Charlotte: Composable Authenticated Distributed Data Structures

Abstract

We present Charlotte, a framework for composable, Authenticated Distributed Data Structures (ADDSs). Charlotte data is stored in blocks that reference each other by hash. Together, all Charlotte blocks form a directed acyclic graph, the blockweb; all observers and applications use subgraphs of the blockweb. Unlike in prior systems, Charlotte data structures are composable: applications and data structures can operate fully independently when possible, but can also share blocks when desired. To support this composability, we define a language-independent format for Charlotte blocks and a network API for Charlotte servers.

ADDSs guarantee that data is immutable and self-authenticating: data referenced will be unchanged when it is retrieved.

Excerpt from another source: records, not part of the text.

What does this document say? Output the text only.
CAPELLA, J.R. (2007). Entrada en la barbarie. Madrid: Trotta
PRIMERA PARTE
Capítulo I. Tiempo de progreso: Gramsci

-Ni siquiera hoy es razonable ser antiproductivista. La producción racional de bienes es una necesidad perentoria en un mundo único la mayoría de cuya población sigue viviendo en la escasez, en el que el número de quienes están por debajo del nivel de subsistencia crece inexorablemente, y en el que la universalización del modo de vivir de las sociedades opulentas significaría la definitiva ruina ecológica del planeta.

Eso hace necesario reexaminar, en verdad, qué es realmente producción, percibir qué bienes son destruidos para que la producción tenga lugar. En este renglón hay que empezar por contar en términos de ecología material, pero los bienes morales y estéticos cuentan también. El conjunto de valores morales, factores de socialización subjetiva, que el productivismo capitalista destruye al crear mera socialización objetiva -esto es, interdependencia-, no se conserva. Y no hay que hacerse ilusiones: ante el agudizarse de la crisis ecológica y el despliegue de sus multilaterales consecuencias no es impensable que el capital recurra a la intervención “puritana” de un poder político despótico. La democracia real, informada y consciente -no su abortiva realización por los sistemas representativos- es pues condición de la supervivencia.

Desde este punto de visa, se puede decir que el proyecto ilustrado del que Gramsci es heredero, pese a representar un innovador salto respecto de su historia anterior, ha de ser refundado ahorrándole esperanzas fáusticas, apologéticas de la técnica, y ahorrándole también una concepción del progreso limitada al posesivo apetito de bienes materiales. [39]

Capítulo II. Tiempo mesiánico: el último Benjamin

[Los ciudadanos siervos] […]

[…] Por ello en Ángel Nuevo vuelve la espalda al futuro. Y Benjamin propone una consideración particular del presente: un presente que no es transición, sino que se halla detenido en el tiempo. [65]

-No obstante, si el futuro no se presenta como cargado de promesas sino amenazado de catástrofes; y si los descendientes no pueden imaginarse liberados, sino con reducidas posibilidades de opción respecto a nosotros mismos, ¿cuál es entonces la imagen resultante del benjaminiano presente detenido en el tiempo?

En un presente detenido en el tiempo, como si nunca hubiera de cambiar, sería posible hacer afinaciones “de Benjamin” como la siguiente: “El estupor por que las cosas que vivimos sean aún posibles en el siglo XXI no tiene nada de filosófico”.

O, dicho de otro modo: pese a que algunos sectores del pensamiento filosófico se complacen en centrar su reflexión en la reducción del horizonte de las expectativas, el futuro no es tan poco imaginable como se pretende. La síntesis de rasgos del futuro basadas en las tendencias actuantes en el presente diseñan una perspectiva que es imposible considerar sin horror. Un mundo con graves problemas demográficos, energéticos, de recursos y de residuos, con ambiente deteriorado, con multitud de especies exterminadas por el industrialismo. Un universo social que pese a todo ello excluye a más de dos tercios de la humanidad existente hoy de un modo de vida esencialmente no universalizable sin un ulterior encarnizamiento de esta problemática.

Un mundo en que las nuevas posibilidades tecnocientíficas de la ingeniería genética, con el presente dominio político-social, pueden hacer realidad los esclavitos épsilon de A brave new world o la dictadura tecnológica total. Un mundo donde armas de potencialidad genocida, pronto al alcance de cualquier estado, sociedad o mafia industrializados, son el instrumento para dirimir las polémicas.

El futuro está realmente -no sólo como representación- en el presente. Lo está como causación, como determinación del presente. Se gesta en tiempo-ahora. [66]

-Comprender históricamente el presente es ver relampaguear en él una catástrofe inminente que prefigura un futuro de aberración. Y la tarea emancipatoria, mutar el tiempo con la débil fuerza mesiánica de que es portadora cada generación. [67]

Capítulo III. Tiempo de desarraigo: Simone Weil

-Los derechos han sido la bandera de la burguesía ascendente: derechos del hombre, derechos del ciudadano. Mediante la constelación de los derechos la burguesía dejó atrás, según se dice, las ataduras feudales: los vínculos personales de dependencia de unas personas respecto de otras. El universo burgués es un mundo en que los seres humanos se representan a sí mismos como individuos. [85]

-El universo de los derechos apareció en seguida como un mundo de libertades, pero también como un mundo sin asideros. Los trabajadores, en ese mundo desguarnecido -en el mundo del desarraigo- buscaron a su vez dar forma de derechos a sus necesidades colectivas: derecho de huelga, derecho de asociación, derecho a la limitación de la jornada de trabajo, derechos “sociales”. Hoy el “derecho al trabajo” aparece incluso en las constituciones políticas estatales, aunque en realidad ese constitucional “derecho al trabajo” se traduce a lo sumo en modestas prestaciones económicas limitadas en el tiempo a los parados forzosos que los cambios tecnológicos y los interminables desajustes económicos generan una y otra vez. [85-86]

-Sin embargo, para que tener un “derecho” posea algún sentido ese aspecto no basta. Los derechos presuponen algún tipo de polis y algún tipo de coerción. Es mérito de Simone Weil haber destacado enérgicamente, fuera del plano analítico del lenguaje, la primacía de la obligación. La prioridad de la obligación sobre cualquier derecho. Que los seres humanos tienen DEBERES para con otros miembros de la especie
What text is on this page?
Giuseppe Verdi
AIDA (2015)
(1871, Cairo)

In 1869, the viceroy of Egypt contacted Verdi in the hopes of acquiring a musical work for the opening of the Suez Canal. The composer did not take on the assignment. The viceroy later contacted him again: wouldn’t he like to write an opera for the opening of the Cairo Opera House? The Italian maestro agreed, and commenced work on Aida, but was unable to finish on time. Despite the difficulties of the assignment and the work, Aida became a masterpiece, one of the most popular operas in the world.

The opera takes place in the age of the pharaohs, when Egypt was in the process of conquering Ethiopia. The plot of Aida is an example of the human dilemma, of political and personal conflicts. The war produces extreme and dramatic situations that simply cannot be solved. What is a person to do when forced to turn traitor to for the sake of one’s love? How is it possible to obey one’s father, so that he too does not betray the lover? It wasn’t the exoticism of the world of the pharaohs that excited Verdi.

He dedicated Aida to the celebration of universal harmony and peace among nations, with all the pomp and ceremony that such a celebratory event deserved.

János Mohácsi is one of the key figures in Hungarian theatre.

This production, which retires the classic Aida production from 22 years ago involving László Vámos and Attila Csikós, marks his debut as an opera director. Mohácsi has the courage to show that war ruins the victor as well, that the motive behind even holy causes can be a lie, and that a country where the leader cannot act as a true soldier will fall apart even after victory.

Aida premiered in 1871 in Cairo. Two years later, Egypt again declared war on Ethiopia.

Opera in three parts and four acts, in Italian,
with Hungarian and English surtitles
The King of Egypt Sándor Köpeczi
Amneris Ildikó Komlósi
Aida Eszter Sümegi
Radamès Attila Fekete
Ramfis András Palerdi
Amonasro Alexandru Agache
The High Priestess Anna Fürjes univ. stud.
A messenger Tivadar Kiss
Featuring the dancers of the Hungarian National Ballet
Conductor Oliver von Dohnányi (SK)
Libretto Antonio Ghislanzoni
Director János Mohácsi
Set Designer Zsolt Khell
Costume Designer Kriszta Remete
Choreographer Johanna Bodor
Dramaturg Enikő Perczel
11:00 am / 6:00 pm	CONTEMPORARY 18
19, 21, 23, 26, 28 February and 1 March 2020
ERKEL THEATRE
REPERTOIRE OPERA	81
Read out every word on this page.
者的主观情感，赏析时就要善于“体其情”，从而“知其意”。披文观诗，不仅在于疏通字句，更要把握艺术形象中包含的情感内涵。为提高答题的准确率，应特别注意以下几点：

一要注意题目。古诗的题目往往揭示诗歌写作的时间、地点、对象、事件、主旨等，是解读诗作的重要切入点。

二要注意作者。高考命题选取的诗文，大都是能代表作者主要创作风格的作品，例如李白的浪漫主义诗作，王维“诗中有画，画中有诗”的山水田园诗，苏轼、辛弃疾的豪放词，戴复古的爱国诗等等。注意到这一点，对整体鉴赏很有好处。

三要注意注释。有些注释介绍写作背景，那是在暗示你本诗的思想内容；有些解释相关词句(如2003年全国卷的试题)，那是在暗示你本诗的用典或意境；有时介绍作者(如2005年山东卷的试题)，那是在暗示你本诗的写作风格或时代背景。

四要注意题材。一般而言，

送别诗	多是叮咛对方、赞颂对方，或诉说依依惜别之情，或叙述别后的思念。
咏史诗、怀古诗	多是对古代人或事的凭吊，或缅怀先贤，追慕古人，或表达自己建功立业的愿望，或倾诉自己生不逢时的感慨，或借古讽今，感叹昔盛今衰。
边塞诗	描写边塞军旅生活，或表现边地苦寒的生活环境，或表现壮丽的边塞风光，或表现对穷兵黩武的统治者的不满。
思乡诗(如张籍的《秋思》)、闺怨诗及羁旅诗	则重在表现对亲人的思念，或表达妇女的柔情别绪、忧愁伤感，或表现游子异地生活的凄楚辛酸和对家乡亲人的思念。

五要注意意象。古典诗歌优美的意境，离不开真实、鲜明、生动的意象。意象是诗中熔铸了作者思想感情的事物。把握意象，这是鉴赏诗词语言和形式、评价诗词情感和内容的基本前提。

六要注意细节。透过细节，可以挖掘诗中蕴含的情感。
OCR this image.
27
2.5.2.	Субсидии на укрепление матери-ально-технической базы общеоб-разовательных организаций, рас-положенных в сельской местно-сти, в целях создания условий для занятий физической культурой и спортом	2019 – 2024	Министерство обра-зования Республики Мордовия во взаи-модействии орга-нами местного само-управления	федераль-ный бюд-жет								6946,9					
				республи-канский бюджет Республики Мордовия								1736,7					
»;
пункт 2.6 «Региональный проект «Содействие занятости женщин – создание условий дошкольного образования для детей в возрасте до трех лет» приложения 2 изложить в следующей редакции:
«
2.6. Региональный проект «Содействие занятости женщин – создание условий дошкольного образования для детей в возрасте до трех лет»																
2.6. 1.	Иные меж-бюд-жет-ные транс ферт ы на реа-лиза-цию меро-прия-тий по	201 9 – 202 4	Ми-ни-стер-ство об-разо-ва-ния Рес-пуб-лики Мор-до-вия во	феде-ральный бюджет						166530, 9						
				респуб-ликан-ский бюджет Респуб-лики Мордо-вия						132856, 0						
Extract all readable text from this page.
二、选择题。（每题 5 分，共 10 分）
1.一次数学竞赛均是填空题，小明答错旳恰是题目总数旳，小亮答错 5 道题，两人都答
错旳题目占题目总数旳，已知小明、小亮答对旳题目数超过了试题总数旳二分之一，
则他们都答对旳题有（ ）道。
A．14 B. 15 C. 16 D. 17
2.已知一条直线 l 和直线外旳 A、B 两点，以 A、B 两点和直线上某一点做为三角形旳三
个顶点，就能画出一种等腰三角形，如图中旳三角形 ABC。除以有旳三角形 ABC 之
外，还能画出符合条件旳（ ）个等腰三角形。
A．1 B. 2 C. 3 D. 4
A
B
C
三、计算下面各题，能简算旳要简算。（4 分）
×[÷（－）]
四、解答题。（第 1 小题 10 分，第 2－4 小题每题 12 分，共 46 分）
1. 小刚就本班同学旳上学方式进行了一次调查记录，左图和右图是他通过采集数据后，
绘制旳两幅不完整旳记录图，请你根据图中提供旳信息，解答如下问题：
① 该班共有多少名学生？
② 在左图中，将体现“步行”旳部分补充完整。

Charlotte extends traditional ADDS guarantees by allowing applications to plug in their own mechanisms for ensuring availability and integrity of data structures. Unlike most traditional distributed systems, including blockchains, Charlotte supports heterogeneous trust: different observers may have their own beliefs about who might fail, and how. Despite heterogeneity of trust, Charlotte presents each observer with a consistent, available view of data.

We demonstrate the flexibility of Charlotte by implementing a variety of integrity mechanisms, including Consensus and Proof-of-Work. We study the power of disentangling availability and integrity mechanisms by building a variety of applications. The results from these example applications suggest that future ADDS developers can use Charlotte to build flexible, fast, composable applications with strong guarantees.